Wednesday, January 12, 2022

Reflection on Empires of the Word: A Language History of the World by Nicholas Ostler

    You know I hadn't read the subtitle of this book until just now and I was about to say, "You know, this isn't really a book about languages as much as it is a history of the world seen through the lens of linguistics." I guess I was right, lol. This was an excellent book that my sister got for me for Hannukah that I really couldn't put down. It is extremely well done and probably an early contender for one of my top books of the year.

    The book moves chronologically, starting with the semitic language, whose origin is unconfirmed, but may have started in modern Ethiopia/Somalia and moved into the Arabian Peninsula. It's a very cool chapter because Ostler shows the similarities between Akkadian, Aramaic, and modern Arabic. He shows us that Aramaic became the lingua franca of the ancient world, as the Persians adopted it as an official language, helping it to spread as far as modern-day Pakistan.
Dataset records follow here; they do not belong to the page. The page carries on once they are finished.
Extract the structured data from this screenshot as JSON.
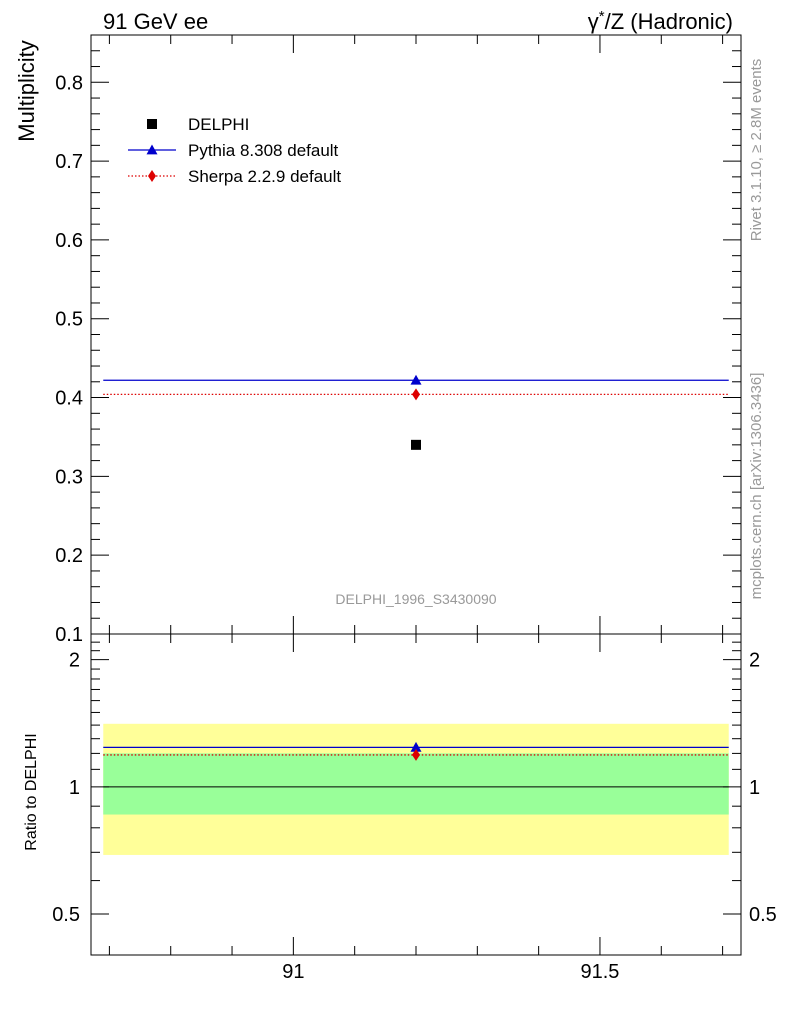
{
  "header": {
    "left_title": "91 GeV ee",
    "right_title_prefix": "γ",
    "right_title_sup": "*",
    "right_title_suffix": "/Z (Hadronic)"
  },
  "side_labels": {
    "rivet": "Rivet 3.1.10, ≥ 2.8M events",
    "mcplots": "mcplots.cern.ch [arXiv:1306.3436]"
  },
  "watermark": "DELPHI_1996_S3430090",
  "colors": {
    "data": "#000000",
    "pythia": "#0000cc",
    "sherpa": "#dd0000",
    "band_inner": "#99ff99",
    "band_outer": "#ffff99",
    "side_text": "#999999"
  },
  "chart_data": [
    {
      "type": "scatter",
      "panel": "main",
      "ylabel": "Multiplicity",
      "xlim": [
        90.67,
        91.73
      ],
      "ylim": [
        0.1,
        0.86
      ],
      "xticks": [
        91,
        91.5
      ],
      "yticks": [
        {
          "value": 0.1,
          "label": "0.1"
        },
        {
          "value": 0.2,
          "label": "0.2"
        },
        {
          "value": 0.3,
          "label": "0.3"
        },
        {
          "value": 0.4,
          "label": "0.4"
        },
        {
          "value": 0.5,
          "label": "0.5"
        },
        {
          "value": 0.6,
          "label": "0.6"
        },
        {
          "value": 0.7,
          "label": "0.7"
        },
        {
          "value": 0.8,
          "label": "0.8"
        }
      ],
      "legend_position": "top-left",
      "series": [
        {
          "name": "DELPHI",
          "marker": "square",
          "color": "#000000",
          "points": [
            {
              "x": 91.2,
              "y": 0.34
            }
          ]
        },
        {
          "name": "Pythia 8.308 default",
          "marker": "triangle",
          "line": "solid",
          "color": "#0000cc",
          "xrange": [
            90.69,
            91.71
          ],
          "points": [
            {
              "x": 91.2,
              "y": 0.422
            }
          ]
        },
        {
          "name": "Sherpa 2.2.9 default",
          "marker": "diamond",
          "line": "dotted",
          "color": "#dd0000",
          "xrange": [
            90.69,
            91.71
          ],
          "points": [
            {
              "x": 91.2,
              "y": 0.404
            }
          ]
        }
      ]
    },
    {
      "type": "scatter",
      "panel": "ratio",
      "ylabel": "Ratio to DELPHI",
      "xlim": [
        90.67,
        91.73
      ],
      "ylim": [
        0.4,
        2.3
      ],
      "log_y": true,
      "xticks": [
        {
          "value": 91,
          "label": "91"
        },
        {
          "value": 91.5,
          "label": "91.5"
        }
      ],
      "yticks": [
        {
          "value": 0.5,
          "label": "0.5"
        },
        {
          "value": 1,
          "label": "1"
        },
        {
          "value": 2,
          "label": "2"
        }
      ],
      "reference_line": 1,
      "bands": {
        "xrange": [
          90.69,
          91.71
        ],
        "inner": [
          0.86,
          1.2
        ],
        "outer": [
          0.69,
          1.41
        ]
      },
      "series": [
        {
          "name": "Pythia 8.308 default",
          "color": "#0000cc",
          "marker": "triangle",
          "points": [
            {
              "x": 91.2,
              "y": 1.24
            }
          ]
        },
        {
          "name": "Sherpa 2.2.9 default",
          "color": "#dd0000",
          "marker": "diamond",
          "points": [
            {
              "x": 91.2,
              "y": 1.19
            }
          ]
        }
      ]
    }
  ]
}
    Then, Ostler does a chapter that covers both ancient Egyptian language as well as ancient Chinese. Interestingly, he writes that hieroglyphics developed from pictures made by artists that developed phonetic meaning, so that the word for "knife" would also work for "enough" and "nephew." Compare this to Mesopotamia, where writing developed from number tallies. Chinese, writes Ostler, has no phonetic element at all, making it completely neutral in regard to dialects. While pronunciations of a character may vary, the written character is understood by all Chinese speakers, and will not drift and change on the page like pronunciation will on the tongue. On the other hand, this does make Chinese more difficult to learn than phonetic systems. Despite that difficulty, Chinese remains an influential and widely-spoken language outside of China. In the Philippines, Chinese people are 1% of the population but control over half of the stock market. In Indonesia, the numbers are 4% and 75% and in Malaysia it is 32% and 60%. In Thailand, overseas Chinese account for at least half the wealth. If you combined the wealth of the 51 million overseas Chinese, their GDP would be worth $700 billion. 
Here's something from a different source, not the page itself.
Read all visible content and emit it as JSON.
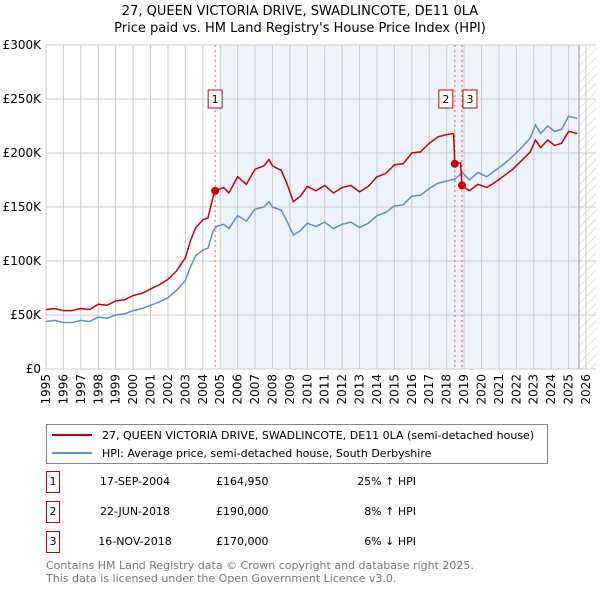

    Ultimately, when comparing Chinese and Egyptian, the biggest difference is that Chinese survived and Egyptian did not, even though both were invaded many times. In Egypt, the language linked the people to their religion. When traditional polytheism was replaced by Christianity, Egyptians took their language as the Christian language. That made it a target for Muslim invaders, who sought to destroy it. In China, on the other hand, no new religion came in, and with such a massive population, China was always able to "swallow up" its invaders. While the Egyptians changed to become Arabs and speak Arabic, it was the Mongols and other invaders who became Chinese and adopted Chinese culture and language.

    The chapter on Greek was very interesting to me and I took a lot of notes. For example, where the various names from the Greeks originate: "Hellenes" is the name the Greeks use for themselves and comes from the name of Achilles' people in the Iliad; "Yauna" is the Persian name and refers to "Ionia," the region of western Turkey where Greek colonists resided; "Graii" is the name the Romans used, regerring to a small town in southern Boeotia. I also learned that Greek used to be a tonal language, but lost the tones over time. Now the Greeks stress the syllable that used to have the high tone.

    The sections on the deaths of Latin were also very interesting. I learned that in the 8th Century. Charlemagne invited Alcuin of York to come and standardize Latin for use in masses. Since the fall of the Western Roman Empire, Latin had been devolving into its Romance variants, and now they were beginning to lose mutual intelligibility. By standardizing Latin, mass was the same all over Western Europe. However, this meant that average people could no longer understand their priests, a problem that would return centuries later in the Reformation. We have very few examples of Romance language before it was solidified in the various modern Romance languages, but one of the surviving bits of writing is a sort of teleprompter for Ludwig and Charles, kings and grandsons of Charlemagne, who swore to support one another. They swore in Latin with a translation in the vernacular, which is similar, but quite different. 

Miscellaneous Facts:

  • Italy and "veal" come from the same Greek word. The Greeks named the peninsula "(w)italoí, meaning "land of yearling cattle." This was a dialectical vaiant of "etaloi," borrowed into Italian as vituli, now in English as "veal."
  • Eucharist comes from the Greek term for "I thank."
  • 7% of English vocabulary is of Norse origin, including words such as, "take, get, keep, leg, sky, skin, and skirt."
  • In the Middle Ages, Latin was referred to as "grammatica" and the vernacular language was known as "idioma," which was Greek for "peculiarity." I know that now, "idioma" is the Spanish word for "language."
  • Apparently Columbus did not call Native Americans "Indians" for very long. He arrived in October 1492 and thought he was in China. By November he thought he was in India, and by December, he realized he wasn't. He literally stopped using the term "indios" by mid-December of that year but the term stuck.
  • In Paraguay, a 1996 survey found that 96% of the population was fluent in Guarani and 53 % were monolingual in it, while only 2% were monolingual Spanish speakers.
  • Ostler argues that languages of trade and business are more ephemeral whereas immigration brings about more significant linguistic changes.